Sembra che questo cambiamento nell’espressione artistica sia coinciso con un cambiamento importante nella tua vita, con una sorta di “presa di coscienza”. Credi che sia cambiato il tuo rapporto con l’arte? Pensi che la nuova “leggerezza” dello stile pop sia un riflesso di questioni personali?

“La reale presa di coscienza è che ho perso tempo in questi ultimi anni, cercando di fare altro, letteralmente un pesce che si arrampica su un albero. Sicuramente le mille esperienze mi hanno resa chi sono oggi ma se mi fossi impegnata di più senza perdere d’occhio cosa volevo realmente fare o senza ascoltare le voci che mi dicevano chi o cosa sarei dovuta essere ora sarei più avanti nel mio percorso. Si il mio rapporto con l’arte è cambiato sicuramente. Non mi sono alleggerita ma ho capito che posso essere anche leggera. Non mi sono dimenticata di come si dipinge ma in extremis mi sono concentrata su un nuovo mezzo. Se è bene o male non lo so ancora.”

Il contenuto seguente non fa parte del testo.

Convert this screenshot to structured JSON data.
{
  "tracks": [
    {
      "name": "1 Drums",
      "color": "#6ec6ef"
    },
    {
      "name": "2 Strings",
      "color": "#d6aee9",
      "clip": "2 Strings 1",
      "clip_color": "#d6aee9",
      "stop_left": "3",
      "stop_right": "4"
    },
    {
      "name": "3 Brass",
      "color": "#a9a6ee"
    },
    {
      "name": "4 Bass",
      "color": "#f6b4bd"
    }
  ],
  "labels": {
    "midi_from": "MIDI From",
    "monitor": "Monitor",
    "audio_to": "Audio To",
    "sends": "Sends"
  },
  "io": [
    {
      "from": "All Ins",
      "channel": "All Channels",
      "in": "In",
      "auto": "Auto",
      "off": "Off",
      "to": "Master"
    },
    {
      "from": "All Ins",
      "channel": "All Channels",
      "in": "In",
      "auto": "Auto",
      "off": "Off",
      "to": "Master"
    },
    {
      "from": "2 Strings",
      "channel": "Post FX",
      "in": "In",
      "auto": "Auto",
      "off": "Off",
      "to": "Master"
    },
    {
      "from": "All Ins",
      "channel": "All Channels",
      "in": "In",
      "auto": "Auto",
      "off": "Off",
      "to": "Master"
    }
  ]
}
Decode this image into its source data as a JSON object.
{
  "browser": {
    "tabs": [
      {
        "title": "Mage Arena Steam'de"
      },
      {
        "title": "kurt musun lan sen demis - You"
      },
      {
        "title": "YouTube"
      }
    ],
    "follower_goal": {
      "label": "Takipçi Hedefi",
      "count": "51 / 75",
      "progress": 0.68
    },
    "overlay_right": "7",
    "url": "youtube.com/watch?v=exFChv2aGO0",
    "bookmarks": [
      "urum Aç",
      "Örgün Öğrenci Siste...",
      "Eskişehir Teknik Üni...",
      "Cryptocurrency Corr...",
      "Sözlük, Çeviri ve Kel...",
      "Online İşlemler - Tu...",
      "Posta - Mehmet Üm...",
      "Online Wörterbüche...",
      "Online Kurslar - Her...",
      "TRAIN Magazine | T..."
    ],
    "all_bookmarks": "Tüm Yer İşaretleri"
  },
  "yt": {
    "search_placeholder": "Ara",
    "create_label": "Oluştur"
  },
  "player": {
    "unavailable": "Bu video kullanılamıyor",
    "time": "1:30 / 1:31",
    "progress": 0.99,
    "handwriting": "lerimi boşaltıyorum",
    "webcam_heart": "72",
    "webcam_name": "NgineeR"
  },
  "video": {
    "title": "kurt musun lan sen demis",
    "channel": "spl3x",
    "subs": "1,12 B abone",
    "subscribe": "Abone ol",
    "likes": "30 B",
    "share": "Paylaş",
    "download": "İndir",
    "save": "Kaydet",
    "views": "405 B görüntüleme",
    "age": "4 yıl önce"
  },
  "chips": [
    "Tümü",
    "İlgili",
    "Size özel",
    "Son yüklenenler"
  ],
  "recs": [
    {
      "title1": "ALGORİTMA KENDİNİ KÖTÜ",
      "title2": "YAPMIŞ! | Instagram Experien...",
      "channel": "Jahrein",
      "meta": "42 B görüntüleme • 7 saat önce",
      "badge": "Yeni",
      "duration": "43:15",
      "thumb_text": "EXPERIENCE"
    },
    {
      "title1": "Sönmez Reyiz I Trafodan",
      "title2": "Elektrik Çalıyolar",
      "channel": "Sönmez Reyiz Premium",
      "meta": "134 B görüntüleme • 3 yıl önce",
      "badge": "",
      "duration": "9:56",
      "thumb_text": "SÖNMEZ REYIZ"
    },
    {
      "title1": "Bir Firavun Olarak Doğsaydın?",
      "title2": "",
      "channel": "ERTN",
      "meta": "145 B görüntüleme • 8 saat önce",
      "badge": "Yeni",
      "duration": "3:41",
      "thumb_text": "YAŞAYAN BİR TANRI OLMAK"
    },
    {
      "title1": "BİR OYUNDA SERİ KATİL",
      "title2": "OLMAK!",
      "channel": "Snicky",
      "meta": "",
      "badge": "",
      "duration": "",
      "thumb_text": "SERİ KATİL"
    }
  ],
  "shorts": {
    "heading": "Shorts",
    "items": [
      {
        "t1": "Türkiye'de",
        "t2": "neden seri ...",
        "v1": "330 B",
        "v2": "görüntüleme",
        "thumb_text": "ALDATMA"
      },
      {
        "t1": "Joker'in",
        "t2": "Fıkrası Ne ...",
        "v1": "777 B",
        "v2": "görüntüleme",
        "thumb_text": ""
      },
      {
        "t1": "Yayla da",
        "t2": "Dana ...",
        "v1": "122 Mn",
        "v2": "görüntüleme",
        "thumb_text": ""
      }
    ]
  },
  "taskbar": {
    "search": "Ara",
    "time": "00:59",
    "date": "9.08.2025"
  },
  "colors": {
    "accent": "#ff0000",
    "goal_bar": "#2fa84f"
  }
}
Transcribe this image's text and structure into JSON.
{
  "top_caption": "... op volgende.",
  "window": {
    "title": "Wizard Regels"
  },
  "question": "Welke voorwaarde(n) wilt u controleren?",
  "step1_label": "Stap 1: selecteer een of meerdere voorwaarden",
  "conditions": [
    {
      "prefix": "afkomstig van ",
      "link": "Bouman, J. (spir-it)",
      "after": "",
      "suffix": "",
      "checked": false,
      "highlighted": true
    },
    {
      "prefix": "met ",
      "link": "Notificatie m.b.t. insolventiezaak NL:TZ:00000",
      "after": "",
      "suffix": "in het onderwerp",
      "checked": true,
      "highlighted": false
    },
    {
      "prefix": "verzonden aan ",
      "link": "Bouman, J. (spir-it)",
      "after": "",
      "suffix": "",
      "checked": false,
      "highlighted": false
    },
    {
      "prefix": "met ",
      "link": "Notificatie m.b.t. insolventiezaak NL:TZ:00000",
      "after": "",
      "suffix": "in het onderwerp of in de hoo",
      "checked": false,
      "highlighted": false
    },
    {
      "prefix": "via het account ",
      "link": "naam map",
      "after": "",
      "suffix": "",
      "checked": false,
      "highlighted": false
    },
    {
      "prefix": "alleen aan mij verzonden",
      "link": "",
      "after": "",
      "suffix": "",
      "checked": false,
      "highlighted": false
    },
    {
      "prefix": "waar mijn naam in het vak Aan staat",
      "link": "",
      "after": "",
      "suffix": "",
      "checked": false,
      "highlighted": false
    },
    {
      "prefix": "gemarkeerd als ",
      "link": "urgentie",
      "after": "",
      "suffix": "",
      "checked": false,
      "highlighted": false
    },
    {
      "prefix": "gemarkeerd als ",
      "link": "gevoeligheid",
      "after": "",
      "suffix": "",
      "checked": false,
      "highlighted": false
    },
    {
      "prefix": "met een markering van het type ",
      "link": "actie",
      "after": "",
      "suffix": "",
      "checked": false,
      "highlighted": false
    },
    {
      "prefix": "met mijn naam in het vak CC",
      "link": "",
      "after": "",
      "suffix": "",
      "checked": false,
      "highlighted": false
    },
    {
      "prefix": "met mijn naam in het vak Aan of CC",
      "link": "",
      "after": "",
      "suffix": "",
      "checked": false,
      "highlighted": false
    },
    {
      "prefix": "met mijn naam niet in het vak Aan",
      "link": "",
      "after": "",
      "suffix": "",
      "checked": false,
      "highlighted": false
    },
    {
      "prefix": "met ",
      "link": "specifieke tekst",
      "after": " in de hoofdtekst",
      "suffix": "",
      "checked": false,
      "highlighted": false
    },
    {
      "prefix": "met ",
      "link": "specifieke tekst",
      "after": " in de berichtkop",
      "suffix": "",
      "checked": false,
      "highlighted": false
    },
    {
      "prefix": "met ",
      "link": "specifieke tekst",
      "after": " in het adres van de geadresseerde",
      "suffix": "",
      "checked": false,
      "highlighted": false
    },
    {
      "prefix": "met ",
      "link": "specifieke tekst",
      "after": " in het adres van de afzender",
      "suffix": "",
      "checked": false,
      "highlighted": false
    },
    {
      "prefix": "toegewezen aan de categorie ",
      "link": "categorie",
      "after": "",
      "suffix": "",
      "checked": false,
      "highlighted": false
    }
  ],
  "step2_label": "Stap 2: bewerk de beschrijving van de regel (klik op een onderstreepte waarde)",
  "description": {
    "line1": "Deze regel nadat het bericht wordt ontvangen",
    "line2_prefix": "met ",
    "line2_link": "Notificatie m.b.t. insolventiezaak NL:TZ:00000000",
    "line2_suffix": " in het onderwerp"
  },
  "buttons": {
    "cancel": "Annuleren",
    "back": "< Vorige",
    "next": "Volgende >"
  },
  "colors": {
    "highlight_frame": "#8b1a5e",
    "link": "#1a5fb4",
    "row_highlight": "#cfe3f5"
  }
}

Confrontando la pittura con l’illustrazione digitale, quale delle due ti soddisfa di più? Quali sono le differenze principali, a livello emotivo e di processo creativo? Ti manca dipingere?


“Si mi manca da morire dipingere e soprattutto dipingere quadri grandi. Per farlo, come diceva Virginia Woolf serve tempo, una rendita e una stanza tutta per sè. Aggiungerei un po' di solitudine. In quest’ultimo periodo per un motivo o per l’altro mi mancano il tempo, lo spazio o la solitudine. Questo recente sviluppo digitale è stato più che positivo, anche se autoimposto. Sicuramente se non si sa disegnare su carta è difficile farlo bene al tablet. Le differenze sono molte, in primis la correzione degli errori è velocissima ed automatica al pad mentre su carta, con acquerello o acrilici ogni errore “costa caro” ed a volte ci si ritrova a trovare soluzioni originali e impreviste per correggere.

Inoltre, non navigo nell’oro e detesto sprecare fogli e materiali che a volte sono unici o costosi quindi ci penso bene prima di cestinare qualcosa. Il processo creativo è lo stesso che in breve vi ho spiegato sopra solo che al pad si perde tutta la parte di impostazione, scrittura idee semplicemente perché si continua a lavorare sullo stesso “foglio” su livelli che sono visibili o invisibili con un clic. Se raccogliessi il materiale che uso per fare un solo quadro sarebbero pagine di agenda scritte, disegni su fogli volanti, stampate di reference, bozzetti brutti e belli. Decine di pagine per ogni quadro. Di molti ho tenuto tutti gli incartamenti per farmi una gran risata da anziana.”


Prima di salutarci, a cosa ti stai dedicando oggi? Quali sono i tuoi sogni e progetti futuri?

“Il mio obiettivo ora è dedicarmi alle illustrazioni.

Dal lockdown mio fratello Edoardo Zaggia ha dato vita ad una serie Instagram che si chiama “Rubrichette” ed io gli preparo i quadri che appaiono sullo sfondo.

Vorrei illustrare un libro per bambini, fare murales decorativi nei locali, ricominciare a tatuare e studiare design e grafica. A breve aprirò uno shop per vendere le illustrazioni e le commissioni. Mi piace lavorare in commissione perché ti permette di tradurre graficamente un’idea di qualcun altro, è un opera d’arte a due mani.”


Intervistare Enrica è stato molto divertente e interessante. La sua storia racconta la sua ricerca dell’autenticità e di ciò che la rappresenta davvero, di ciò che la rende felice.

Siamo sicure che potrà essere di ispirazione per molte persone, per noi lo è stato!